SKIATOOK, Okla. – Construction work is under way on the Osage Nation’s housing project southwest of downtown, which is expected to take one year to build.
When completed, Sky Lodge Estates will have 15 homes with three or four bedrooms, which will be rental or rent-to-own homes. The Nation’s Housing Program under the Tribal Works Department will be managing the housing and is also accepting applications for the homes.
On Feb. 18, ON government officials, local government officials and building/ design professionals working on the project held a groundbreaking ceremony at the subdivision site off Lenapah Avenue south of State Highway 20. Heavy machinery and construction vehicles moved dirt while the attendees gathered nearby to acknowledge the project and those working on it.
Bruce Cass, director of the ON Tribal Development and Land Acquisition Department, recognized several entities that worked with the Nation on the housing project plans. “We know it takes a lot of effort to program, design and plan a project like this to get to this point,” he said.
Vann Bighorse, Wah-Zha-Zhi Cultural Center director, delivered the opening prayer and said the new housing is an opportunity for the Nation to provide a safe living environment for the people, especially children.
Principal Chief Geoffrey Standing Bear agreed and added: “We’re here to help that effort,” and said he hopes to see similar projects besides Skiatook’s. “They’re going to be looking over here as an example, we’re going to do everything we can to support whatever you all are doing,” he said.
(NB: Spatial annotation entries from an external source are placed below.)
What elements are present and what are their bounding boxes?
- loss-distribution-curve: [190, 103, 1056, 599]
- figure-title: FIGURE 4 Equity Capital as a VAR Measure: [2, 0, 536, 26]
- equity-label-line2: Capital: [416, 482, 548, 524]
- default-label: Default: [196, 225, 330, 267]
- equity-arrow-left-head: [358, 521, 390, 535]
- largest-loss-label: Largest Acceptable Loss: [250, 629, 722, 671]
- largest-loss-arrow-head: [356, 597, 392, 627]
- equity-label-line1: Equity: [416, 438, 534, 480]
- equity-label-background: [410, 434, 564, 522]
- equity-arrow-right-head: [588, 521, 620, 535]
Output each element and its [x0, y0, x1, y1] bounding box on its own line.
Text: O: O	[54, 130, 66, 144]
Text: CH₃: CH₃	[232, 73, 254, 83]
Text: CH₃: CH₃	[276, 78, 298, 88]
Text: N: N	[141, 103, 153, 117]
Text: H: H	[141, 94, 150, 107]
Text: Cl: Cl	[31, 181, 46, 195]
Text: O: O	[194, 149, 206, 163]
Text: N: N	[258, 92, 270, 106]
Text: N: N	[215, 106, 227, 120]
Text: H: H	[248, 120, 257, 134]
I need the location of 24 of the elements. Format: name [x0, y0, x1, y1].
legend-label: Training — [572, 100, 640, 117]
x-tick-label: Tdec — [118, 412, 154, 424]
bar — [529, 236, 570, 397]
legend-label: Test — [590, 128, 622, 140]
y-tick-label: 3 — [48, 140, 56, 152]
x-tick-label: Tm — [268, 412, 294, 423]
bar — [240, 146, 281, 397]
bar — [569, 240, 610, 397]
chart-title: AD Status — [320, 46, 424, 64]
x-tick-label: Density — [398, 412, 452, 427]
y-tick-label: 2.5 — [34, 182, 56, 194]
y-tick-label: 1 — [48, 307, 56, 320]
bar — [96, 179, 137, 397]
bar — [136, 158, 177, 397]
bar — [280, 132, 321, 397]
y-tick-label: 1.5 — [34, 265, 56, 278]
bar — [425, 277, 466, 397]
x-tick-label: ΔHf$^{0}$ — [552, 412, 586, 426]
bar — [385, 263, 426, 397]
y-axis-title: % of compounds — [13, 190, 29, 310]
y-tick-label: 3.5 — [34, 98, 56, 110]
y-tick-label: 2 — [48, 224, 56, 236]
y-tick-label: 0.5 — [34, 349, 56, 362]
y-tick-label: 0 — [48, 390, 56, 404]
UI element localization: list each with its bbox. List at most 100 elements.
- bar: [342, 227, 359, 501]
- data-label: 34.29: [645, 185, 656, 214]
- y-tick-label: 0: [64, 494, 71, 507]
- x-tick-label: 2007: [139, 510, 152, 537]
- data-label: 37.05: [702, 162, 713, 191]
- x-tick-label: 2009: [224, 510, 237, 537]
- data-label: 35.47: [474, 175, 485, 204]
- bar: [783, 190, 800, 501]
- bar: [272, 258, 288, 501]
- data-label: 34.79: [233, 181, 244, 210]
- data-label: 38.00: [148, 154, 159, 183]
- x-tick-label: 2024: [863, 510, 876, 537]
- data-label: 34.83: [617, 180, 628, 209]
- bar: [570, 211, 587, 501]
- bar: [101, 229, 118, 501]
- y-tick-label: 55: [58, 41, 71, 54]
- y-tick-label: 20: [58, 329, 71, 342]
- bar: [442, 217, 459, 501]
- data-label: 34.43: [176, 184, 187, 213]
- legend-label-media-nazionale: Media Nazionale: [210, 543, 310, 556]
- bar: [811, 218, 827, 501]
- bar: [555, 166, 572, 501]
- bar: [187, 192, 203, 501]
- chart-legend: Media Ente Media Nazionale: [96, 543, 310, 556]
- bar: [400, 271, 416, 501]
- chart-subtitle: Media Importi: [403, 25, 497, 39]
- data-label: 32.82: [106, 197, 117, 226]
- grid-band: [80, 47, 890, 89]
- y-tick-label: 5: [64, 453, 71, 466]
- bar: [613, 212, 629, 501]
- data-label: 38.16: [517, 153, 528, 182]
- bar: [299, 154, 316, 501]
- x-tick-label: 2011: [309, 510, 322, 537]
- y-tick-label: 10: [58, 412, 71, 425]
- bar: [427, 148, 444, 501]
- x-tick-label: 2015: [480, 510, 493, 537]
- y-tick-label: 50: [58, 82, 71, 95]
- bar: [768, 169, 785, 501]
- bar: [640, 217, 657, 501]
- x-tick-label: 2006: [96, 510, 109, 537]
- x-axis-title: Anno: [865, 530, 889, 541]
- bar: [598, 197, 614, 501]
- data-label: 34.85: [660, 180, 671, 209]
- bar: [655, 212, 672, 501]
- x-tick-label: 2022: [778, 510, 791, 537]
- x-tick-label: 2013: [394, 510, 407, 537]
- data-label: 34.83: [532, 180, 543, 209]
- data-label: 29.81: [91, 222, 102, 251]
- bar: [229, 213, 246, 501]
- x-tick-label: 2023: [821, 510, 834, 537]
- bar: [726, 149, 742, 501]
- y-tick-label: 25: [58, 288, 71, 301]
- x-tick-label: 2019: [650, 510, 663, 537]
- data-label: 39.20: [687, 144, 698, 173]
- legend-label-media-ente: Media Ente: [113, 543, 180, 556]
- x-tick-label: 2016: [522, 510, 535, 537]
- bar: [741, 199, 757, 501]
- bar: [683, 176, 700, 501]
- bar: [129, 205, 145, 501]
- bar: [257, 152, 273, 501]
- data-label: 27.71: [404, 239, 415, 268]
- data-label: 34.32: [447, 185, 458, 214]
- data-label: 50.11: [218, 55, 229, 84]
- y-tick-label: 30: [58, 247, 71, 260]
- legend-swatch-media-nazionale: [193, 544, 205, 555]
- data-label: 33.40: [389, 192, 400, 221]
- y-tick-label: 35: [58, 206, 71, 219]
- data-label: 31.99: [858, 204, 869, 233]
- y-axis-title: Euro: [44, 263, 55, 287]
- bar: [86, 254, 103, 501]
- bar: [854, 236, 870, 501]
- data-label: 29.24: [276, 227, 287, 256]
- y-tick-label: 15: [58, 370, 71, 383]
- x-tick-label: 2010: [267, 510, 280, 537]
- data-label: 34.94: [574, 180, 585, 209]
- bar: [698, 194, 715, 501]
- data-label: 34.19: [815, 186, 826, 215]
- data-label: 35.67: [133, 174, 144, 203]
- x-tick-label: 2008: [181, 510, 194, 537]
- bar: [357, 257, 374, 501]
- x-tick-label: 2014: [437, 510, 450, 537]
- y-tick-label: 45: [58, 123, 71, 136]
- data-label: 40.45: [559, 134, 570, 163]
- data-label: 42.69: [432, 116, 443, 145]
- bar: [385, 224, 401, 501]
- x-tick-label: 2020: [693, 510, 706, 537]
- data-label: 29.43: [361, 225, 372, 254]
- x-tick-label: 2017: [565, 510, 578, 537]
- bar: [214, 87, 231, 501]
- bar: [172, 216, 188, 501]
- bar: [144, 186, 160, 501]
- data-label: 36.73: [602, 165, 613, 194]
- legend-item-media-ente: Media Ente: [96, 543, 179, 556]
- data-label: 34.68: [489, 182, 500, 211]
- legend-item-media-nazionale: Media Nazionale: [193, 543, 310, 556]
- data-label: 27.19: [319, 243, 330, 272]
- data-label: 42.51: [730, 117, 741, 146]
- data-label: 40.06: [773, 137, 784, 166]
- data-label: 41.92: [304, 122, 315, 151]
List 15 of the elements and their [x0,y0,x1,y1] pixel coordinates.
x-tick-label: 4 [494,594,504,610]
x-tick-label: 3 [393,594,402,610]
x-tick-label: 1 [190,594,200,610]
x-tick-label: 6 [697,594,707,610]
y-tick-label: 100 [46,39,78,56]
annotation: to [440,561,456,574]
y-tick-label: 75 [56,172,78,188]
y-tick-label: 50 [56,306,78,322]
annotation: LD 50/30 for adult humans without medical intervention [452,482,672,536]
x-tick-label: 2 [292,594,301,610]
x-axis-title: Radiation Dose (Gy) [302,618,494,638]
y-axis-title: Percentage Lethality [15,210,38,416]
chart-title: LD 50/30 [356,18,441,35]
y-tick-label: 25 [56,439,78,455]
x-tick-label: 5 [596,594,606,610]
The housing will be constructed in an undeveloped subdivision on 60 acres of land purchased by the Nation. The homes will be built with federal Native American Housing Assistance and Self Determination Act (NAHASDA) grant money awarded to the Nation.
Wayne Sims, administrator for HUD’s Southern Plains Office of Native American Programs, also attended the event. “Housing’s what we’re all about in our office… We’re certainly appreciative of those folks that come and build the units,” he said of the companies and officials, who are paid to plan, design and construct the housing.
The Nation worked with Native American-owned and Pawhuska-based planning, architectural, design firm Blue Star Studio Inc. on the housing plans. Blue Star Studio Co-founder Jon Red Corn (Osage) describes the homes as affordable and energy-efficient, which will bring lower utility bills for the future residents. Red Corn also said the homes will be handicap-accessible and his company took into design consideration that traditional Osage homes in the past had large living rooms. The houses will also have covered carports and storm shelters.
Chad Renfro (Osage), who owns his own design firm, worked on the interior design plans along with other area companies providing support including civil engineering and site survey work. Jenks-based and Native American-owned Maska Builders is the contractor working on the project construction.
Dan Yancey, Skiatook City Manager, said the Nation already has a “huge partnership” with the city and presence with the Nation’s nearby Osage Casino Hotel property and funding for area road projects through the ON Roads Department. “Skiatook wouldn’t be what it is if it wasn’t for the Osage Nation… so we appreciate your investment in Skiatook,” he said.